Fiskateers “Energizing” Sales through Social Media

Fiskateers “Energizing” Sales through Social Media

Forrester Research’s Josh Bernoff and Charlene Li recently published Harnessing the Power of Social Applications in the MIT Sloan Management Review. The article highlights some specific cases of social media being used to address a particular business objective. One of the lessons – leveraging social media to energize sales – featured the Fiskateers, which I was lucky enough to be intimately involved in while at Brains on Fire.

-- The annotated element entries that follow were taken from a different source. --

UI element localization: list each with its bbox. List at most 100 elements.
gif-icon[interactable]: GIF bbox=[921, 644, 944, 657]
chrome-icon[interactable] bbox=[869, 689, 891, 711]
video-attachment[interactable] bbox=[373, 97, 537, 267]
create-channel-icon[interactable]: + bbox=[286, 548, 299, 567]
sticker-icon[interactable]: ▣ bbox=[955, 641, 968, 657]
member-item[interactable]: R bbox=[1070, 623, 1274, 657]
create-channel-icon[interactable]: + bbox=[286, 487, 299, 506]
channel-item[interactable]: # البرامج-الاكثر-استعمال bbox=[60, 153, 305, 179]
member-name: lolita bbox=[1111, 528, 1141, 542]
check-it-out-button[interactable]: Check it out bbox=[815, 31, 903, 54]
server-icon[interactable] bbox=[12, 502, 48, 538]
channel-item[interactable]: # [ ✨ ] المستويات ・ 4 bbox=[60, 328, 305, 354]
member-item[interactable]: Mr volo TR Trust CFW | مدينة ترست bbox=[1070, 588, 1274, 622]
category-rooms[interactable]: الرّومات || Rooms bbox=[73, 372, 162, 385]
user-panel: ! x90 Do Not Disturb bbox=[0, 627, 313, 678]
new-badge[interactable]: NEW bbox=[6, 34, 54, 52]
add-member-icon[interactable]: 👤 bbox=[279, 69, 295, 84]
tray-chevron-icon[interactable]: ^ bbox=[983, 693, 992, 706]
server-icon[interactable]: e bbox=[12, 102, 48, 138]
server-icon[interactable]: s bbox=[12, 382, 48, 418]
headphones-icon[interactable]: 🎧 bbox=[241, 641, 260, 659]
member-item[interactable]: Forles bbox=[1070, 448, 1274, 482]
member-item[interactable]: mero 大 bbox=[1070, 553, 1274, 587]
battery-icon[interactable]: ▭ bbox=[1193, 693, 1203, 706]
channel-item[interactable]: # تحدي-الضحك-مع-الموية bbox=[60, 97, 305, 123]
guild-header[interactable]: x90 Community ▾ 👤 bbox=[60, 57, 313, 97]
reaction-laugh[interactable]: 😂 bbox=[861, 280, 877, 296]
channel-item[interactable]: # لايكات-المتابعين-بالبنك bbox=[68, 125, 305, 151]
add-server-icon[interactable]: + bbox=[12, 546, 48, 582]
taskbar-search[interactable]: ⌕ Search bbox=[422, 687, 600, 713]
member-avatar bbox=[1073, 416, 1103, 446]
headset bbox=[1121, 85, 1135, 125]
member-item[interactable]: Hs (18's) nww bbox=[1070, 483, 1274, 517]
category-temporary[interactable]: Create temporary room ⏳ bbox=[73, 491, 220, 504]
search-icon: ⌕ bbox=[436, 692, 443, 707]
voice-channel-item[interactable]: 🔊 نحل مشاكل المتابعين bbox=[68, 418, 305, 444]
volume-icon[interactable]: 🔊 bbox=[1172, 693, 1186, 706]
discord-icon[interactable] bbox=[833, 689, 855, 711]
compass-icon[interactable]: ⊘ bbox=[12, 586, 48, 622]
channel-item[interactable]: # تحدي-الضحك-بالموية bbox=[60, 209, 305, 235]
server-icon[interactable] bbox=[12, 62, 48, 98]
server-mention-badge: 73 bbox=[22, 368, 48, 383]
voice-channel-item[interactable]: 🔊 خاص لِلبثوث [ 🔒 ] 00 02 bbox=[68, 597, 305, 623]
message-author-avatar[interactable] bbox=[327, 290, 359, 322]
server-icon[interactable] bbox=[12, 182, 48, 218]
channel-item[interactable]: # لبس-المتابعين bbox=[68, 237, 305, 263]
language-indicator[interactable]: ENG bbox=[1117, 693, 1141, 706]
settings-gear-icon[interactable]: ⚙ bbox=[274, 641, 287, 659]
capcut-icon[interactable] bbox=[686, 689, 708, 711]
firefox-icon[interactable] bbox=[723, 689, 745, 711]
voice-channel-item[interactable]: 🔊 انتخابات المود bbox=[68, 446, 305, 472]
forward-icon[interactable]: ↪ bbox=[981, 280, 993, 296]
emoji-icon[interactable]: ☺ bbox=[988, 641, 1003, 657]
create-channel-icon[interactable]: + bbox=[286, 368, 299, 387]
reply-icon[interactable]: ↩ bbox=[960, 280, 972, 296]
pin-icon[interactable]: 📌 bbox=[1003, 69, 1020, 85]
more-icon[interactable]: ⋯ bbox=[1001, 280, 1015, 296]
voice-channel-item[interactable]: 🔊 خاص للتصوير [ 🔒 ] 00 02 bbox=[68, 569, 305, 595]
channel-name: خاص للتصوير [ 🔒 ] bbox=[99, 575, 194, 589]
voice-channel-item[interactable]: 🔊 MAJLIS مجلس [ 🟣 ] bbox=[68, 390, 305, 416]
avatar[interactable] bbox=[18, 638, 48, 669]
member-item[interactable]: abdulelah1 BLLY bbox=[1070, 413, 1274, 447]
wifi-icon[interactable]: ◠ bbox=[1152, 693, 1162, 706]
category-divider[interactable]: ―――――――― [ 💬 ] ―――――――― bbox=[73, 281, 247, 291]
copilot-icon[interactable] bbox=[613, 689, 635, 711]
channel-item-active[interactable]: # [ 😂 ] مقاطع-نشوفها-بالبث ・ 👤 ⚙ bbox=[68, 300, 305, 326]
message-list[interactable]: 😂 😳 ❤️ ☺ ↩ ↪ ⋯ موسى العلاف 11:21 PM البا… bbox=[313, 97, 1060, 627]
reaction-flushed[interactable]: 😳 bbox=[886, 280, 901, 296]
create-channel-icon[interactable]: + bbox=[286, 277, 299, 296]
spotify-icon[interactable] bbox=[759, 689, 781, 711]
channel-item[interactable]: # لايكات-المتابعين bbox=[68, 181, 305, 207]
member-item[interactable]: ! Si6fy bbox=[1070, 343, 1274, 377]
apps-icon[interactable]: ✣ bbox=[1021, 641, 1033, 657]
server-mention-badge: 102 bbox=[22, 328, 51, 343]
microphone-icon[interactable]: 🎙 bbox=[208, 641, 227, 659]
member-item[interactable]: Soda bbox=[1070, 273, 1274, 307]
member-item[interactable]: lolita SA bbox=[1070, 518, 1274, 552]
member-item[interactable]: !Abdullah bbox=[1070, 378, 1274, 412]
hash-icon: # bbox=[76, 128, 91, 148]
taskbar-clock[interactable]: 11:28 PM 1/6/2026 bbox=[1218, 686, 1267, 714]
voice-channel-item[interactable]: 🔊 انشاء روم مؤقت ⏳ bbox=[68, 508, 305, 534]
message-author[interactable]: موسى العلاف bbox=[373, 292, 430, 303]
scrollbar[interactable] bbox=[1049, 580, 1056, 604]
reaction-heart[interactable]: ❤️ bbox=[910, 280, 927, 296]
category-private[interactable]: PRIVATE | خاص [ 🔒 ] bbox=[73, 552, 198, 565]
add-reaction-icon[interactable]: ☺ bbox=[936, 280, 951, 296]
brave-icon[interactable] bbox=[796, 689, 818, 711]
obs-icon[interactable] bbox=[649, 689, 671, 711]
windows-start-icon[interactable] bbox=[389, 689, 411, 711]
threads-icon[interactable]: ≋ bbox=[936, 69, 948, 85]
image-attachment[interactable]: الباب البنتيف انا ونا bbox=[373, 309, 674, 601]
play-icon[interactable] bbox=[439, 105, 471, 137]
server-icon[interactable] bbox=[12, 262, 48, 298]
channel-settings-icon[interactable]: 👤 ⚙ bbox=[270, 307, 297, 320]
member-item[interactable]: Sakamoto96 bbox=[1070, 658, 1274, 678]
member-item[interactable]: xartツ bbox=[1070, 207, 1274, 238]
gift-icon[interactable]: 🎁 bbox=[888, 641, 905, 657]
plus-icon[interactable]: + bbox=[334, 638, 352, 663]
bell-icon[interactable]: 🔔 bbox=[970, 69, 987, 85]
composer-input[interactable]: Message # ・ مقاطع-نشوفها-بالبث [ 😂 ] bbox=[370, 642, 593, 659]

Wendy Jo AveyI am particularly thrilled that they chose to interview Fiskateer #99 Wendy Jo Avey (Fiskateer of the Year 2007) and share one of the many “Wendy Jo stories” of her truly remarkable accomplishments as part of the movement. Last summer, Wendy Jo took vacation from her day job and stepped in to fill a role representing Fiskars at an important consumer trade show when one of the (paid) lead Fiskateers fell ill. Not only did she step in, she stepped it up by hand making and distributing magnets made with Fiskars tools. The magnets promoted one of the movement’s mantras – Performing Random Acts of Crafting – and led recipients to the community website. Wendy Jo’s creativity and good works are a great example of the unexpected fruits of Fiskars active choice to invest in their relationship with their current customers as well as their customers connecting with each other. The customers who feel the benefits of that investment will support you in good times and bad.